Mais ces yeux qui brillent dans le noir à l’orée de la forêt, représentent-t-ils réellement leur plus grand danger ? Rien n’est moins sûr, à en croire la bestialité qui semble animer chacun des trois protagonistes. À mesure que passent les heures, chacun d’entre eux laisse ainsi ses instincts asociaux prendre temporairement le dessus, dans un présent alternatif bientôt effacé et corrigé par on ne sait quelle force extérieure. Pulsions meurtrières, sexuelles ou destructrices, réactions disproportionnées ou troublantes… Tête à tête avec des bêtes sauvages prend alors toute son ampleur en devenant l’expérimentation du pire de soi, dans une temporalité a priori sans conséquence.
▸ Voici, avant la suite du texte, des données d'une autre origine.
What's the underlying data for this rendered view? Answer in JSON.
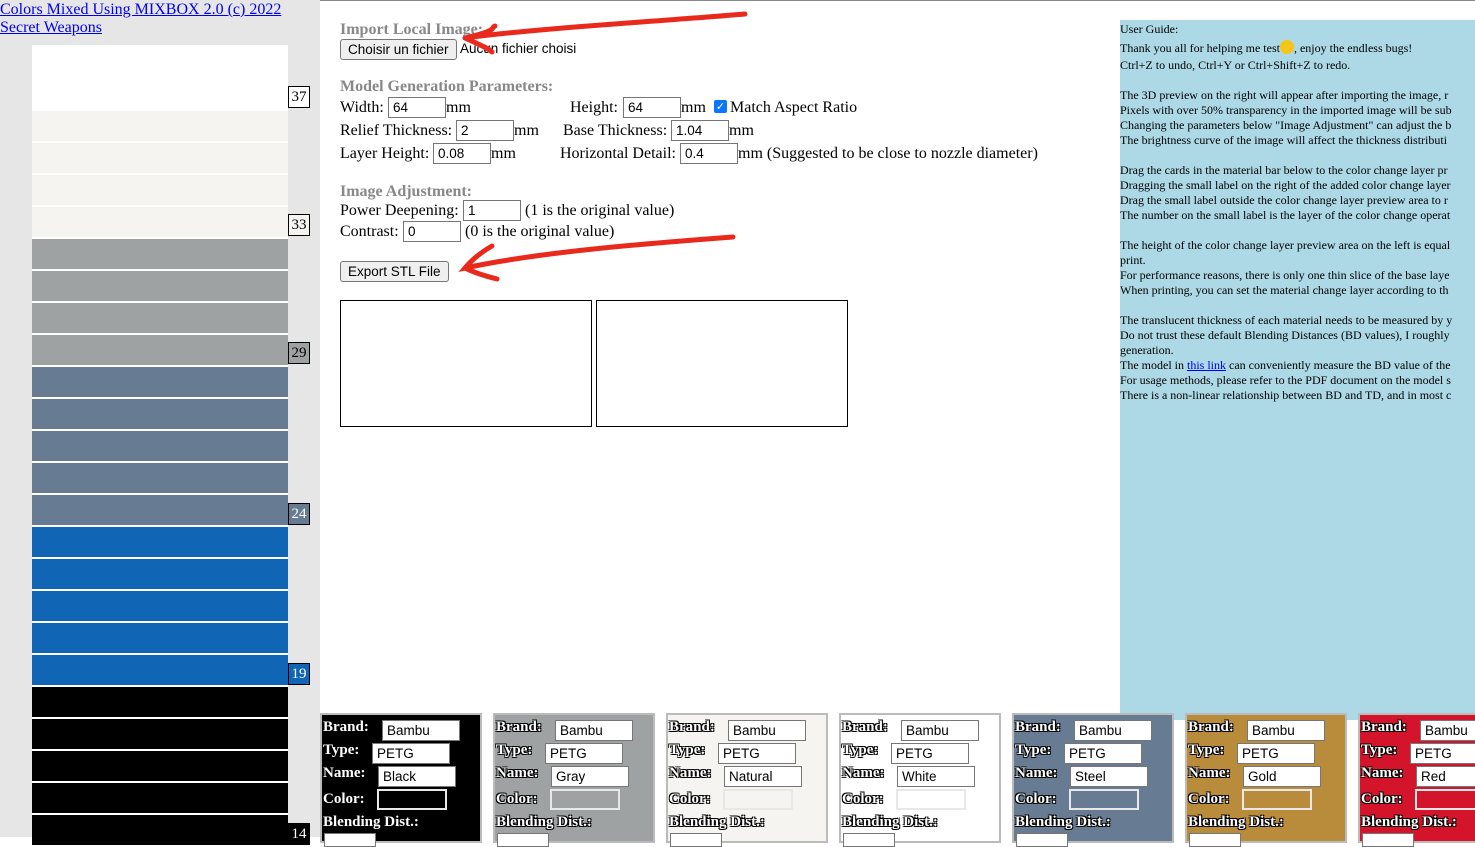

Au fil de sa création, Agnès Laboissette dévoile un travail de l’espace qui esquisse en sous-texte un paysage effrayant, à la faveur des lumières de Maéva Roure qui jouent essentiellement sur les zones d’ombre. Au plateau, la metteuse en scène livre, aux côtés d’Arthur Combelles et Sabine Moulia, une interprétation fluide qui, en dépit de la noirceur que suggère la pièce, révèle aussi un humour qui assume son impertinence. À la frontière du fantastique, ce Tête à tête avec des bêtes sauvages s’aventure parfois vers l’abstrait formel, évitant sciemment de répondre à toutes les questions qu’il soulève sur la nature humaine… De quoi alimenter, par-delà les rires, toute misanthropie latente.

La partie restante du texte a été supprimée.